Andrew Bishop remembers a family camping trip to Yellowstone National Park when he was seven years old as the moment when “I knew that I wanted to work for the National Park Service.” By the time he came to Wooster, the northeast Ohio native was working summers at Cuyahoga Valley National Park. His I.S. project examined the effects of environmental pollution on lichen populations in Wayne County compared to those in the Cuyahoga Valley, and it provided “a good base of fundamentals of conservation biology.”
After graduating with a degree in biology, he spent several seasons with the park service in Grand Teton National Park in Wyoming, before returning to Cuyahoga Valley as a full-time biologist and coordinator of exotic plants. The 33,000-acre park, created in 1974, encompasses land that was once home to farms, businesses, mines, and canals.
One of Bishop’s responsibilities was to develop and execute restoration strategies for individual sections of the park. With vision, a carefully thought out plan, and thousands of hours of volunteer labor, an abandoned quarry choked with 15-foot-high swathes of autumn olive, garlic mustard, and other invasive species, could be transformed into a landscape filled with native prairie grasses and flowers, sown from seeds collected from the array of native plants that Bishop nurtured in a greenhouse next to his office at the park.
After five years at Cuyahoga Valley, Bishop decided to leave the National Park Service in 2016 for a new position as a restoration ecologist with a native plant nursery called Native Roots, Inc., a start-up run by two sisters, one of whom he had worked with in the park service.

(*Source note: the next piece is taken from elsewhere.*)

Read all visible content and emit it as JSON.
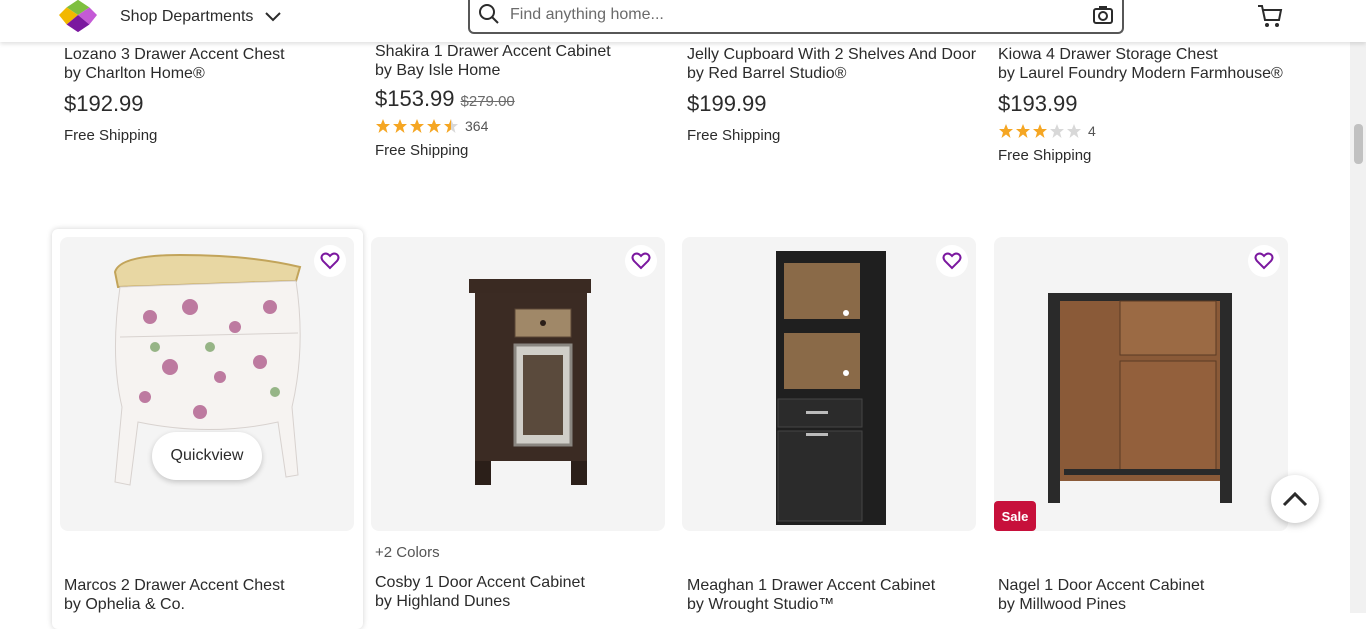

“We are a plant nursery and consulting group that emphasizes plants native to Ohio,” Bishop says. “We work with federal, state, and local parks as well as private landowners to improve the ecological quality of their properties and we supply locally adapted plant materials.”
Bishop and his colleagues at Native Roots consult with property owners to determine their needs. Do they want to make the property more ecologically stable? More wildlife friendly? They then develop a plan around the right combination of native species to achieve that goal, and manage the project to completion. He has a small nursery at home where he can start seedlings before transporting them to the company’s main operation in Richfield.
The opportunity to join Native Roots came along just after Bishop and his wife, fellow Wooster grad Elaine Morgan Bishop, had their second child, and the flexibility provided by working at home has allowed him to take on more of the childcare and “home stuff.” But that’s not the only benefit.
“There are fabulous gems in the National Park Service,” Bishop says, “but they are oases, and the problems come from upstream, literally and figuratively. For effective conservation biology, you really need scale.” And to achieve that scale, you ultimately need what Native Roots aims to do. “It’s about getting wild habitat out into the suburbs, not just in preserved areas.”